Loin dans le passé, parmi les échos des vies anciennes auxquelles elle avait accès, Margot avait retrouvé le souvenir d’une femme cloîtrée dans une maison islamique austère, qui portait le nom de Fatima et qui était la fille unique de Mahomet. Son époux était assez riche pour entretenir trois femmes qui avaient chacune droit à une cour particulière. Après la cérémonie du mariage, Fatima n’était jamais plus ressortie et les deux autres femmes non plus. Son monde était circonscrit à sa cour luxuriante, foisonnante de plantes et de fleurs sous le ciel libre. Au centre, une fontaine accompagnait de ses gouttelettes ses arpèges de cordes et, parfois, des papillons et des oiseaux venaient butiner les corolles sous le soleil.
Bien des générations plus tard, sur une planète qui tournait autour d’un soleil à des distances inimaginables pour Fatima, Margot, épouse du Comte Fenring, était de même cloîtrée dans un lieu semblable, au milieu de plantes merveilleuses.
Un servok automatique équipé de tuyaux et de becs brumisateurs traitait les bosquets, les arbustes et les fougères rarissimes. La fraîcheur humide fit courir un frisson sur la peau de Margot, et elle en prit avec délice quelques bouffées. Après toutes ces années, elle avait eu droit à son paradis privé ! Elle caressa l’ombrelle douce d’une feuille, se baissa pour toucher la glaise mouillée près de ses racines. Non, il n’y avait plus un seul des pucerons mutants dont la plante avait été infestée à son arrivée des îles tropicales de Ginaz.

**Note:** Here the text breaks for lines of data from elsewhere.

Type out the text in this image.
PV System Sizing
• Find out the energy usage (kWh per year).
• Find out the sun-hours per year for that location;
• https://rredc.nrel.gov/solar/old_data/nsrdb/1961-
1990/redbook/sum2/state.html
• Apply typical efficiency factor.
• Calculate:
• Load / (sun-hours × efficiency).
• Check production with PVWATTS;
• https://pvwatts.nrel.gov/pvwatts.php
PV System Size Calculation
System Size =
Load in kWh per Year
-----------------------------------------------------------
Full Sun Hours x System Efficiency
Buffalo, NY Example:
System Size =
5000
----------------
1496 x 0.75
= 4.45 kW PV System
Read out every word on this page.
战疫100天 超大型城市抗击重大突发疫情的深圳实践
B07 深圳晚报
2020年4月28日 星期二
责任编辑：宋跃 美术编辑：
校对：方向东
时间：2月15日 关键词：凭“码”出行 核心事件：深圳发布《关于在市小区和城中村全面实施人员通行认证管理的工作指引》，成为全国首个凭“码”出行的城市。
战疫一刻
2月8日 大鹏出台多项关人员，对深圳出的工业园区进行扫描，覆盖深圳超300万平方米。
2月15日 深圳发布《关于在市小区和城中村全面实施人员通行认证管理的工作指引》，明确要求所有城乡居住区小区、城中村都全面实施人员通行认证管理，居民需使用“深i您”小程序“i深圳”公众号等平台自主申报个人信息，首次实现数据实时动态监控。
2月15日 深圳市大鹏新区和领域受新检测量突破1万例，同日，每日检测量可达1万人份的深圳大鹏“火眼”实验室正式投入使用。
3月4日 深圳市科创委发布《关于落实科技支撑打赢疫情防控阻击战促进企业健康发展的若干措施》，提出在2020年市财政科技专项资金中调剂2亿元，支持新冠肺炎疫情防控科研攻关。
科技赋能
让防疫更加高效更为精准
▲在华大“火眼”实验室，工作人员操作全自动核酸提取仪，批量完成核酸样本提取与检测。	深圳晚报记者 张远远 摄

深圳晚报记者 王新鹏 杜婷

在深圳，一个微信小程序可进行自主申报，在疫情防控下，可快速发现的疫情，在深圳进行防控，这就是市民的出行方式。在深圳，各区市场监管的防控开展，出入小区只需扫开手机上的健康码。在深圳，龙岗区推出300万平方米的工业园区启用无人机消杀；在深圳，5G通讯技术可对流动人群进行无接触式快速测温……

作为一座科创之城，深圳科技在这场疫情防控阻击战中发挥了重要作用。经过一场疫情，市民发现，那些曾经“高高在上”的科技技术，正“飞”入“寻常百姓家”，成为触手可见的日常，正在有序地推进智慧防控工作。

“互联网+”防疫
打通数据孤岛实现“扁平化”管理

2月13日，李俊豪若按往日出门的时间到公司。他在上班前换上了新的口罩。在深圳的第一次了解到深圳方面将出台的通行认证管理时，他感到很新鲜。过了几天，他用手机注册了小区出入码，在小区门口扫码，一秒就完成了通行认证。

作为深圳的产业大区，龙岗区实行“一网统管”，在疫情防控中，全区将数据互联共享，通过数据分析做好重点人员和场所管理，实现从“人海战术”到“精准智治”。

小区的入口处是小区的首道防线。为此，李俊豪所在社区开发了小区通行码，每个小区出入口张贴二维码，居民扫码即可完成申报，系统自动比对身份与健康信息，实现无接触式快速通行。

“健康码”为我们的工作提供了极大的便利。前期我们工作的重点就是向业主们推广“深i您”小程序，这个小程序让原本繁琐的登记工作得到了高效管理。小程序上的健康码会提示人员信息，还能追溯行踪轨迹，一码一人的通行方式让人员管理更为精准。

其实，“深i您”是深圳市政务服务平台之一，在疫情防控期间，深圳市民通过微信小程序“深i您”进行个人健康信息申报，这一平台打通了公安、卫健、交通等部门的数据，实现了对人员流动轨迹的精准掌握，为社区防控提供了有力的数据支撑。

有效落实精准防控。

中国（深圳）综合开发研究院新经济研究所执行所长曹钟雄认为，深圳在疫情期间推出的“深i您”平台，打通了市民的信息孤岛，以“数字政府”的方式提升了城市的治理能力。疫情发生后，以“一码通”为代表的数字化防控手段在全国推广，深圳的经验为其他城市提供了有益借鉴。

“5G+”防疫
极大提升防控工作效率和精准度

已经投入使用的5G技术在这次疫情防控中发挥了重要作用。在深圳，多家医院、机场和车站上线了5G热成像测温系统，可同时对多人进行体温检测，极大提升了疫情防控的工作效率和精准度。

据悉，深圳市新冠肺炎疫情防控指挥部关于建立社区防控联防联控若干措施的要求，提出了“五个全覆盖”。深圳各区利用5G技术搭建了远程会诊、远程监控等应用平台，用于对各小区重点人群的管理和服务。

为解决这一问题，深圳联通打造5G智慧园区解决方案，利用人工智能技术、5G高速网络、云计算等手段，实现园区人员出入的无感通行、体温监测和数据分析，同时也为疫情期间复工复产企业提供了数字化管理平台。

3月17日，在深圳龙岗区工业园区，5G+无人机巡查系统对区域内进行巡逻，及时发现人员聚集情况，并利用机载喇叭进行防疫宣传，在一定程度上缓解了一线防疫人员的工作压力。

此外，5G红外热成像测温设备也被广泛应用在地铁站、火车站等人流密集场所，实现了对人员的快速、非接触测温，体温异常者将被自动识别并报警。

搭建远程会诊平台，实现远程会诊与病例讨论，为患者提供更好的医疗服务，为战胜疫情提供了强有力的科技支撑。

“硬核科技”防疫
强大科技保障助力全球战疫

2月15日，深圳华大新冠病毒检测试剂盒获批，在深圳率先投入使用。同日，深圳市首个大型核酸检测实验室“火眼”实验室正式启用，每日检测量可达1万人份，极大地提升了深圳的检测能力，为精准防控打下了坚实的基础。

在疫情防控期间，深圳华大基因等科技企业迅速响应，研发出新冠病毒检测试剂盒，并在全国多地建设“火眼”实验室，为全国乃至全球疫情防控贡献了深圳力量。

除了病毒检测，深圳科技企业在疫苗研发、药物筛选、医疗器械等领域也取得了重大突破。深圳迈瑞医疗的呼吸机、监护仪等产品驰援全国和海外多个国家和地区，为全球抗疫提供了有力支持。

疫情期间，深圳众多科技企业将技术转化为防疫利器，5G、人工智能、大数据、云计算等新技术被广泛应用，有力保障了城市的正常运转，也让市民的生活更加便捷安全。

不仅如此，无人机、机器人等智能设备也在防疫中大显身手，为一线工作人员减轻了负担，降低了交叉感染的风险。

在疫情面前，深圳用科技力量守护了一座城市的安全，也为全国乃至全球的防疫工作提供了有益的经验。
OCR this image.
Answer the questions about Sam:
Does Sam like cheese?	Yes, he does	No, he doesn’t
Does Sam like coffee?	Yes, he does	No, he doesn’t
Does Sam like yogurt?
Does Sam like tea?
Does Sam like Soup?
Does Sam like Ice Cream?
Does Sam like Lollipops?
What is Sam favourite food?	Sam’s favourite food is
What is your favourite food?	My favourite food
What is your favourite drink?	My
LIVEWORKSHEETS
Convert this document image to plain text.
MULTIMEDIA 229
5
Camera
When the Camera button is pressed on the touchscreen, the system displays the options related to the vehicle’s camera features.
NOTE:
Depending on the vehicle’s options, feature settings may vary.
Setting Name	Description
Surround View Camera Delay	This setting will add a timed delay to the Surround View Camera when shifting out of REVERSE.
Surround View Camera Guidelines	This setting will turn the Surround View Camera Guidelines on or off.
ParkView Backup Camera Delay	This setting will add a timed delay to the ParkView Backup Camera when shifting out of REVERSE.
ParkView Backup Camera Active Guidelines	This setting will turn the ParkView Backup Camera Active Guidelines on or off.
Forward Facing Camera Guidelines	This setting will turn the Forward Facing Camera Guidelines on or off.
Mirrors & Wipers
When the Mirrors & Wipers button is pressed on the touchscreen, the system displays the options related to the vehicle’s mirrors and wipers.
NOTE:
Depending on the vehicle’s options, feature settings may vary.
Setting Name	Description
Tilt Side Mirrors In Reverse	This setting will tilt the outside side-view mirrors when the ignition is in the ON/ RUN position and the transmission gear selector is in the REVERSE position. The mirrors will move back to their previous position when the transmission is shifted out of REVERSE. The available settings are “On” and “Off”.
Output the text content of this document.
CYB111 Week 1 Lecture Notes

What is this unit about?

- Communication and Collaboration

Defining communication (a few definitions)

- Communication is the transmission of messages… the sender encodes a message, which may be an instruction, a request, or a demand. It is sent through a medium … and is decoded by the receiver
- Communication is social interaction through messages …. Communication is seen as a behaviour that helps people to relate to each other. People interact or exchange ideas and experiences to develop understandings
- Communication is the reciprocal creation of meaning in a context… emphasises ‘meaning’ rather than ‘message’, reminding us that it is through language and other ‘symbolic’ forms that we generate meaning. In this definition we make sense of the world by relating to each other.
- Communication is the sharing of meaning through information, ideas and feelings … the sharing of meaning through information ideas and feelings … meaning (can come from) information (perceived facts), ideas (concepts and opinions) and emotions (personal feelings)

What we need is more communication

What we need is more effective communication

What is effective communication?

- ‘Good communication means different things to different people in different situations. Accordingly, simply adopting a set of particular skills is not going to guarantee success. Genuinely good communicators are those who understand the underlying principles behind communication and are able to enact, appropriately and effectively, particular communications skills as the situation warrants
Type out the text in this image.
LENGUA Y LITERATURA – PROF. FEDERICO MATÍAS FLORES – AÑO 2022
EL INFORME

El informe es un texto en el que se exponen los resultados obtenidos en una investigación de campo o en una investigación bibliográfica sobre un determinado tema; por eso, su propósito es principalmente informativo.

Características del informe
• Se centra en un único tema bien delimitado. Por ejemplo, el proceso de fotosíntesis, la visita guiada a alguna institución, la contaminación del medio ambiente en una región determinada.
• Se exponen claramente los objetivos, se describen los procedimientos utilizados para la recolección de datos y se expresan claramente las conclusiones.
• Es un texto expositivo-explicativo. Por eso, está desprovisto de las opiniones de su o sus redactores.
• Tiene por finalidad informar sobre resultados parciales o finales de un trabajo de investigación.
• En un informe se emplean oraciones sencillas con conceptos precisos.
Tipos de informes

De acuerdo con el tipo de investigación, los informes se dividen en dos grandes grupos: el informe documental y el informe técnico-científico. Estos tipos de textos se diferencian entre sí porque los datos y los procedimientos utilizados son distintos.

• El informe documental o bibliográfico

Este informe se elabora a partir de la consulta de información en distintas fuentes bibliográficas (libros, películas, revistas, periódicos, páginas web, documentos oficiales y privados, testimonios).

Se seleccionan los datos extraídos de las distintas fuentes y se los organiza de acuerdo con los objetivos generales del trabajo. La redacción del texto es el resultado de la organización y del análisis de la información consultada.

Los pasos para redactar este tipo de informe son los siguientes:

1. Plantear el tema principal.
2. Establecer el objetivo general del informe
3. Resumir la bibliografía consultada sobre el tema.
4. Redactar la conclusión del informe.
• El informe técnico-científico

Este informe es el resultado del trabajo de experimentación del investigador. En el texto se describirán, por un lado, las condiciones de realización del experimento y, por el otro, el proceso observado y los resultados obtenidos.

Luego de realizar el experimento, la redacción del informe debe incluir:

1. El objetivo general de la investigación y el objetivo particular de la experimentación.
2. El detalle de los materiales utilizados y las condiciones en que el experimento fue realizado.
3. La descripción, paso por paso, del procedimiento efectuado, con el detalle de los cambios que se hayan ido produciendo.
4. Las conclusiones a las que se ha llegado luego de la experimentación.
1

En examinant minutieusement les radicelles, Margot entendit la voix de la Révérende Mère Biana qui chuchotait dans son esprit. Cette Sœur morte depuis longtemps avait été la jardinière de l’École Mère il y avait deux siècles, et elle était la conseillère secrète en horticulture de Margot. C’était la musique – une ballade lancinante composée par un troubadour de Jongleur – qui avait appelé ce fantôme dans son esprit.
Mais Margot se piquait de connaître les plantes et elle aurait pu se passer de Biana. Les innombrables spécimens qui poussaient dans la serre étaient pour elle comme des enfants qu’elle n’aurait pu avoir avec son époux eunuque. Et chaque jour elle s’émerveillait de les voir grandir dans un monde aride, hostile.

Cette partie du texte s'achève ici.